I'm aware of only one other game that "strategygamifies" the problem of a viral pandemic: Ndemic Creations' Plague Inc., which was launched in 2012 with what is now called its "main mode." That "main mode" has the objective of extinguishing humanity by means of a lethal virus. By stark contrast, my game's subtitle is "Heal - Protect - Prevent." Also, the virus in Viral Days isn't lethal. There's a difference like day and night between those two virus games not only in terms of the game objective but also the genre. Plague Inc. is a numbers-centric, abstract game where you see dots on a world map. Viral Days is about people you see--and try to take good care of. It's hands-on because players get to distribute masks, hospitalize or home-quarantine infected people, disperse crowds, and when you impose a lockdown in my game (available once you've reached level 18), you see people running home, just like you can see how infections are happening when an ill person and a healthy person spend too much time close to each other.

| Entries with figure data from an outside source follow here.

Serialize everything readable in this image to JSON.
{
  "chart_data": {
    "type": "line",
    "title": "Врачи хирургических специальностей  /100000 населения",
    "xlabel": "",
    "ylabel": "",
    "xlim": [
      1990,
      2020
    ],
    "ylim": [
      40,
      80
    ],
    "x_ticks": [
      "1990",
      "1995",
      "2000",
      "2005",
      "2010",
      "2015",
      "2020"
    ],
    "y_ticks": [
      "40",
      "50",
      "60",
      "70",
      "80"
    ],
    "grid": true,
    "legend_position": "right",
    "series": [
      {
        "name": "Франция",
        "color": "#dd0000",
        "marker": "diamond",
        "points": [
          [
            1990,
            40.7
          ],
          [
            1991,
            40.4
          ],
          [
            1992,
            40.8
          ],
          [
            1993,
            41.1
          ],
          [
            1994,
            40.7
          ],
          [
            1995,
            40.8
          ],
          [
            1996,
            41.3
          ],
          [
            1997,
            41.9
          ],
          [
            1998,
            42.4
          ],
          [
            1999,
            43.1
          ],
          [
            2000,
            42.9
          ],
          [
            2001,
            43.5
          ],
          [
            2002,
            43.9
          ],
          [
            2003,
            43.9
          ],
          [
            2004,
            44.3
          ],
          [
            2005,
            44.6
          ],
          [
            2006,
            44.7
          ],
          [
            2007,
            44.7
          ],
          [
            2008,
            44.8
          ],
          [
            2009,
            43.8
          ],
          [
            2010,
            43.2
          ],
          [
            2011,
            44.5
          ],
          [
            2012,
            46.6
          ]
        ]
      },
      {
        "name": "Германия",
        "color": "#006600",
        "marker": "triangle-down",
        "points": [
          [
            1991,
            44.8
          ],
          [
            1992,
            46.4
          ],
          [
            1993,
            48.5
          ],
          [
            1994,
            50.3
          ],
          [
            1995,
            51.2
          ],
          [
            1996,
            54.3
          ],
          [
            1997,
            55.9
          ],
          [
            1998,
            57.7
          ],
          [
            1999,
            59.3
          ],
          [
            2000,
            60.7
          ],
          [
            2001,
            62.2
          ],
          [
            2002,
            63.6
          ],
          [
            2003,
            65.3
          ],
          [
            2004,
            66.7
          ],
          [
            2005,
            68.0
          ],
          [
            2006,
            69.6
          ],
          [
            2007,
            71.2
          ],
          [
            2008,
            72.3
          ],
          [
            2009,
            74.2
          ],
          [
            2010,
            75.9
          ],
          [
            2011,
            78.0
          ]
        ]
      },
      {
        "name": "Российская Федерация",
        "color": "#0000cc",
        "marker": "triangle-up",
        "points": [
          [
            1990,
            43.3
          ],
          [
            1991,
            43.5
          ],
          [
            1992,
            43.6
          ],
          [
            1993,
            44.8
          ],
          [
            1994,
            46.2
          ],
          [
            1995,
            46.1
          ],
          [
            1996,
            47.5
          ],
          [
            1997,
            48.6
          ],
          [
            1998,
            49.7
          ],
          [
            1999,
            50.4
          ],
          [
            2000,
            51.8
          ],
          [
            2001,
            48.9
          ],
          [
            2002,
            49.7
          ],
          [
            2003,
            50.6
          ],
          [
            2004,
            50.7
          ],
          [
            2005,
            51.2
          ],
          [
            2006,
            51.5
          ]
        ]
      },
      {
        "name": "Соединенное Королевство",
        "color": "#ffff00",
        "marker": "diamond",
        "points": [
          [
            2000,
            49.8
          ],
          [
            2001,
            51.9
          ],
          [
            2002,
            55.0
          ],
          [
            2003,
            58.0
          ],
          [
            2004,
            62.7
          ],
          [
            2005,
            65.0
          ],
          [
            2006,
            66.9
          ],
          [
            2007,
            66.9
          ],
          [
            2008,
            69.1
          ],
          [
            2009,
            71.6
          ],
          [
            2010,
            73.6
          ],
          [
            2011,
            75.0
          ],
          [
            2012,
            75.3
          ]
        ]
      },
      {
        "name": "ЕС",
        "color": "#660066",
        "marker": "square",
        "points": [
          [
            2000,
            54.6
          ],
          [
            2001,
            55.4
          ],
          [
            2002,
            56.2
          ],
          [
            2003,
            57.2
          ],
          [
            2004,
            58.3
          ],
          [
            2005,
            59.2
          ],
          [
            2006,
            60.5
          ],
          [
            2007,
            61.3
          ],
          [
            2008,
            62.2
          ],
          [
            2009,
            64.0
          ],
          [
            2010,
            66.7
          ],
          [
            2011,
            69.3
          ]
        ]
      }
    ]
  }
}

Viral Days highlights proximity with a frame that adjusts dynamically. I prototyped that one back in 2014, originally for a completely different purpose, and for a long time I had been looking for a way to put it to use in a game. In the early morning hours of March 19, 2020, I finally found it.
This game has the potential to reach a huge audience--and should have a positive effect on many (especially, but not only, young) people's attitude towards masks and social distancing. Apple disallows COVID-19-themed games, and Google has strict rules concerning metadata containing such keywords as COVID-19, corona(virus), and pandemic. But Viral Days is a generic virus game. In fact, what you see in the game would apply to the Spanish Flu of 1918 as well.
When I started blogging about those App Store antitrust cases in the summer, I said I was about to publish a game app myself. It took a few months longer than I thought then, but by now you know which one I meant. I'm so happy to have created a game that I'd definitely play even if I hadn't made it. And proud to have invented a new strategy game genre: real-time strategy without anything resembling military combat. It's viral real-time strategy.